Opening the door to let your workforce think outside the box and find new and better ways of doing things should always be on the table.
When I write these blogs, I usually try to find some sort of news hook to pin it to, something that is happening at the moment that I can point at and say, “Hey this is something going on and you should be thinking about it at your hotels.”
I’m not going to do that this week as much as I’m going to make a simple request to all the hoteliers reading this: Do what you can to foster creativity.
And I mean that in the broadest sense. I’ve been writing a fair bit about revenue management of late, and how that discipline has seen/is undergoing a shift from day-to-day management to long-term strategy.
Revenue management might be more closely associated with number crunching than “creativity” in the minds of some, but there’s no reason the two things can’t be synonymous.
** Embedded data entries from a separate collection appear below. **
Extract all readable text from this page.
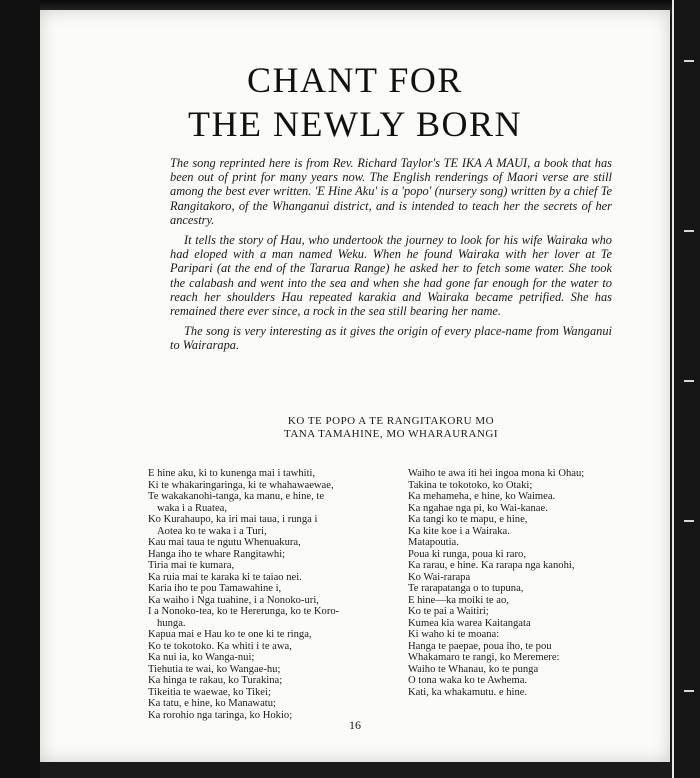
CHANT FOR
THE NEWLY BORN

The song reprinted here is from Rev. Richard Taylor's TE IKA A MAUI, a book that has been out of print for many years now. The English renderings of Maori verse are still among the best ever written. 'E Hine Aku' is a 'popo' (nursery song) written by a chief Te Rangitakoro, of the Whanganui district, and is intended to teach her the secrets of her ancestry.

It tells the story of Hau, who undertook the journey to look for his wife Wairaka who had eloped with a man named Weku. When he found Wairaka with her lover at Te Paripari (at the end of the Tararua Range) he asked her to fetch some water. She took the calabash and went into the sea and when she had gone far enough for the water to reach her shoulders Hau repeated karakia and Wairaka became petrified. She has remained there ever since, a rock in the sea still bearing her name.

The song is very interesting as it gives the origin of every place-name from Wanganui to Wairarapa.

KO TE POPO A TE RANGITAKORU MO
TANA TAMAHINE, MO WHARAURANGI
E hine aku, ki to kunenga mai i tawhiti,
Ki te whakaringaringa, ki te whahawaewae,
Te wakakanohi-tanga, ka manu, e hine, te
waka i a Ruatea,
Ko Kurahaupo, ka iri mai taua, i runga i
Aotea ko te waka i a Turi,
Kau mai taua te ngutu Whenuakura,
Hanga iho te whare Rangitawhi;
Tiria mai te kumara,
Ka ruia mai te karaka ki te taiao nei.
Karia iho te pou Tamawahine i,
Ka waiho i Nga tuahine, i a Nonoko-uri,
I a Nonoko-tea, ko te Hererunga, ko te Koro-
hunga.
Kapua mai e Hau ko te one ki te ringa,
Ko te tokotoko. Ka whiti i te awa,
Ka nui ia, ko Wanga-nui;
Tiehutia te wai, ko Wangae-hu;
Ka hinga te rakau, ko Turakina;
Tikeitia te waewae, ko Tikei;
Ka tatu, e hine, ko Manawatu;
Ka rorohio nga taringa, ko Hokio;
Waiho te awa iti hei ingoa mona ki Ohau;
Takina te tokotoko, ko Otaki;
Ka mehameha, e hine, ko Waimea.
Ka ngahae nga pi, ko Wai-kanae.
Ka tangi ko te mapu, e hine,
Ka kite koe i a Wairaka.
Matapoutia.
Poua ki runga, poua ki raro,
Ka rarau, e hine. Ka rarapa nga kanohi,
Ko Wai-rarapa
Te rarapatanga o to tupuna,
E hine—ka moiki te ao,
Ko te pai a Waitiri;
Kumea kia warea Kaitangata
Ki waho ki te moana:
Hanga te paepae, poua iho, te pou
Whakamaro te rangi, ko Meremere:
Waiho te Whanau, ko te punga
O tona waka ko te Awhema.
Kati, ka whakamutu. e hine.
16
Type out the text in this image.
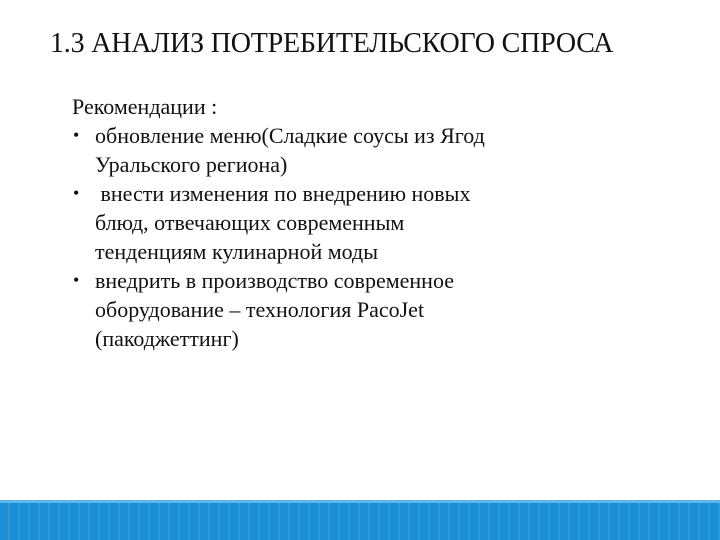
1.3 АНАЛИЗ ПОТРЕБИТЕЛЬСКОГО СПРОСА

Рекомендации :

• обновление меню(Сладкие соусы из Ягод
Уральского региона)
• внести изменения по внедрению новых
блюд, отвечающих современным
тенденциям кулинарной моды
• внедрить в производство современное
оборудование – технология PacoJet
(пакоджеттинг)
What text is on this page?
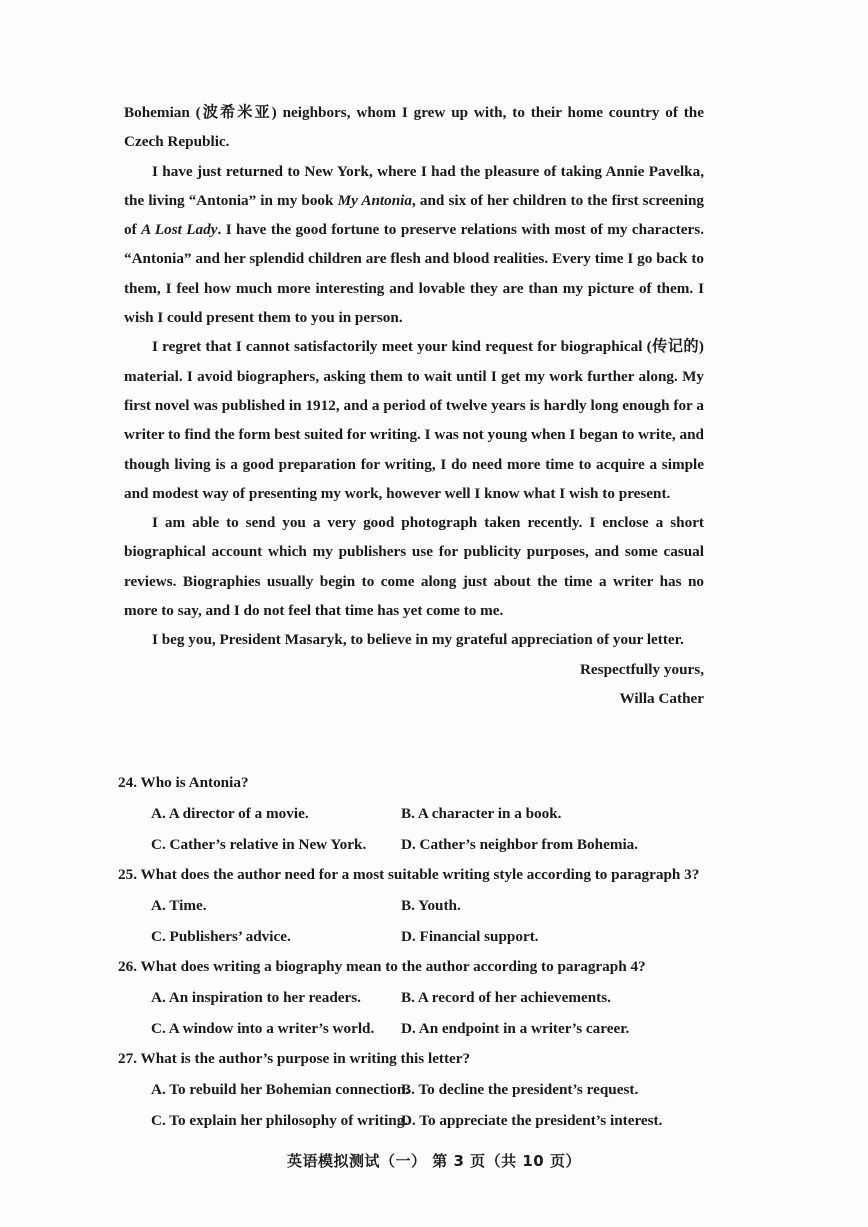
Bohemian (波希米亚) neighbors, whom I grew up with, to their home country of the Czech Republic.

I have just returned to New York, where I had the pleasure of taking Annie Pavelka, the living “Antonia” in my book My Antonia, and six of her children to the first screening of A Lost Lady. I have the good fortune to preserve relations with most of my characters. “Antonia” and her splendid children are flesh and blood realities. Every time I go back to them, I feel how much more interesting and lovable they are than my picture of them. I wish I could present them to you in person.

I regret that I cannot satisfactorily meet your kind request for biographical (传记的) material. I avoid biographers, asking them to wait until I get my work further along. My first novel was published in 1912, and a period of twelve years is hardly long enough for a writer to find the form best suited for writing. I was not young when I began to write, and though living is a good preparation for writing, I do need more time to acquire a simple and modest way of presenting my work, however well I know what I wish to present.

I am able to send you a very good photograph taken recently. I enclose a short biographical account which my publishers use for publicity purposes, and some casual reviews. Biographies usually begin to come along just about the time a writer has no more to say, and I do not feel that time has yet come to me.

I beg you, President Masaryk, to believe in my grateful appreciation of your letter.

Respectfully yours,

Willa Cather

24. Who is Antonia?
A. A director of a movie.	B. A character in a book.
C. Cather’s relative in New York.	D. Cather’s neighbor from Bohemia.
25. What does the author need for a most suitable writing style according to paragraph 3?
A. Time.	B. Youth.
C. Publishers’ advice.	D. Financial support.
26. What does writing a biography mean to the author according to paragraph 4?
A. An inspiration to her readers.	B. A record of her achievements.
C. A window into a writer’s world.	D. An endpoint in a writer’s career.
27. What is the author’s purpose in writing this letter?
A. To rebuild her Bohemian connection.
B. To decline the president’s request.
C. To explain her philosophy of writing.
D. To appreciate the president’s interest.
英语模拟测试（一） 第 3 页（共 10 页）
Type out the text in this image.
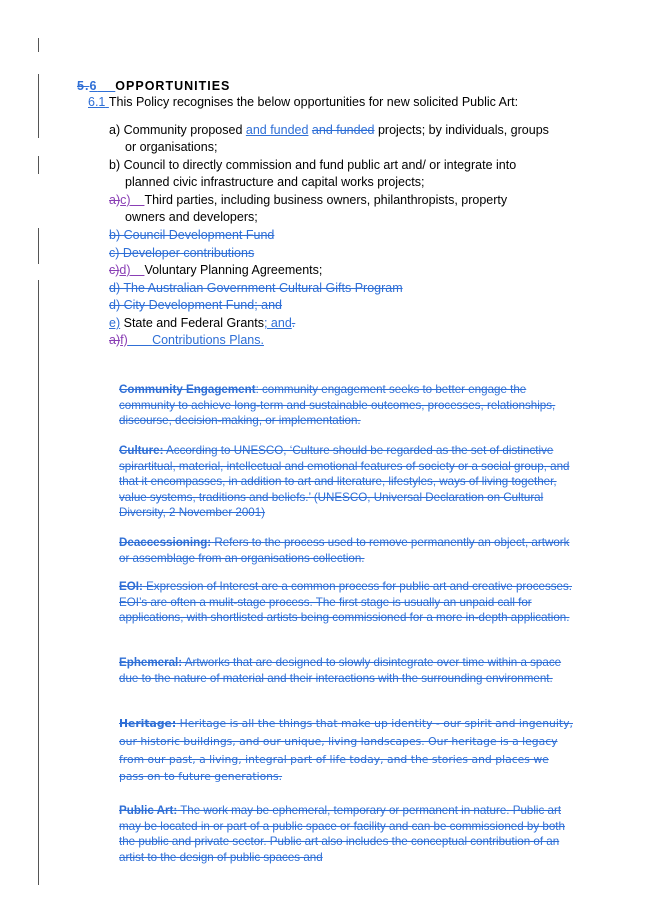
5.6 OPPORTUNITIES
6.1 This Policy recognises the below opportunities for new solicited Public Art:
a) Community proposed and funded and funded projects; by individuals, groups
or organisations;
b) Council to directly commission and fund public art and/ or integrate into
planned civic infrastructure and capital works projects;
a)c) Third parties, including business owners, philanthropists, property
owners and developers;
b) Council Development Fund
c) Developer contributions
c)d) Voluntary Planning Agreements;
d) The Australian Government Cultural Gifts Program
d) City Development Fund; and
e) State and Federal Grants; and.
a)f) Contributions Plans.
Community Engagement: community engagement seeks to better engage the community to achieve long-term and sustainable outcomes, processes, relationships, discourse, decision-making, or implementation.
Culture: According to UNESCO, ‘Culture should be regarded as the set of distinctive spirartitual, material, intellectual and emotional features of society or a social group, and that it encompasses, in addition to art and literature, lifestyles, ways of living together, value systems, traditions and beliefs.’ (UNESCO, Universal Declaration on Cultural Diversity, 2 November 2001)
Deaccessioning: Refers to the process used to remove permanently an object, artwork or assemblage from an organisations collection.
EOI: Expression of Interest are a common process for public art and creative processes. EOI’s are often a mulit-stage process. The first stage is usually an unpaid call for applications, with shortlisted artists being commissioned for a more in-depth application.
Ephemeral: Artworks that are designed to slowly disintegrate over time within a space due to the nature of material and their interactions with the surrounding environment.
Heritage: Heritage is all the things that make up identity - our spirit and ingenuity, our historic buildings, and our unique, living landscapes. Our heritage is a legacy from our past, a living, integral part of life today, and the stories and places we pass on to future generations.
Public Art: The work may be ephemeral, temporary or permanent in nature. Public art may be located in or part of a public space or facility and can be commissioned by both the public and private sector. Public art also includes the conceptual contribution of an artist to the design of public spaces and
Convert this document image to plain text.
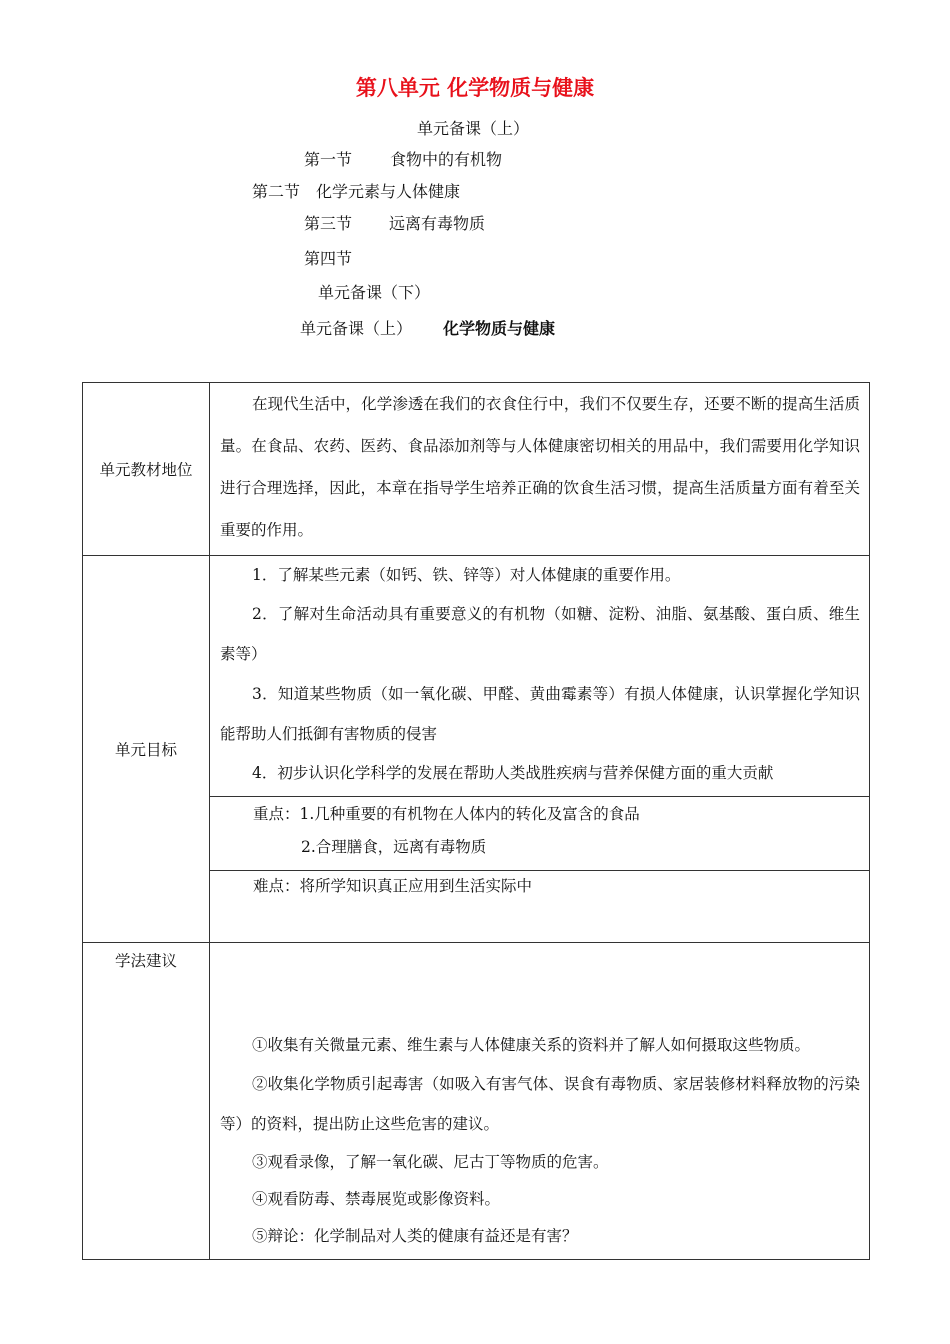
第八单元 化学物质与健康
单元备课（上）
第一节 食物中的有机物
第二节　化学元素与人体健康
第三节 远离有毒物质
第四节
单元备课（下）
单元备课（上） 化学物质与健康
单元教材地位	在现代生活中，化学渗透在我们的衣食住行中，我们不仅要生存，还要不断的提高生活质量。在食品、农药、医药、食品添加剂等与人体健康密切相关的用品中，我们需要用化学知识进行合理选择，因此，本章在指导学生培养正确的饮食生活习惯，提高生活质量方面有着至关重要的作用。

单元目标	1．了解某些元素（如钙、铁、锌等）对人体健康的重要作用。
2．了解对生命活动具有重要意义的有机物（如糖、淀粉、油脂、氨基酸、蛋白质、维生素等）
3．知道某些物质（如一氧化碳、甲醛、黄曲霉素等）有损人体健康，认识掌握化学知识能帮助人们抵御有害物质的侵害
4．初步认识化学科学的发展在帮助人类战胜疾病与营养保健方面的重大贡献

	重点：1.几种重要的有机物在人体内的转化及富含的食品
2.合理膳食，远离有毒物质

	难点：将所学知识真正应用到生活实际中

学法建议	①收集有关微量元素、维生素与人体健康关系的资料并了解人如何摄取这些物质。
②收集化学物质引起毒害（如吸入有害气体、误食有毒物质、家居装修材料释放物的污染等）的资料，提出防止这些危害的建议。
③观看录像，了解一氧化碳、尼古丁等物质的危害。
④观看防毒、禁毒展览或影像资料。
⑤辩论：化学制品对人类的健康有益还是有害？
And clearly that wouldn’t be the only position in your hotel that would benefit from creative thinking.
It’s easy in environments driven by day-to-day responsibilities (like in hotels or newsrooms) to get sucked into those daily tasks, and checking the boxes for the things you need to get done every day is not going to stop being the primary responsibility for most people.
But managers should do everything they can to foster pockets of time where everyone on staff can think critically about what they’re doing and how they can do it better, or even consider what they’re not doing that might benefit their workplace.
I’m sure this all seems pretty basic, maybe to the point it doesn’t need to be called out, but I think it’s good to be reminded from time to time that everyone, not just those at the top of the food chain can make improvements to the status quo if given the opportunity to do so. Plus, if you let people make positive, proactive change in their workplace, they’re more likely to have a sense of ownership.
Carving out that extra time isn’t the easiest thing to do, especially when faced with a wave of daily tasks it can feel comparatively less necessary, but it can be done as long as managers have the conviction and commitment to do so.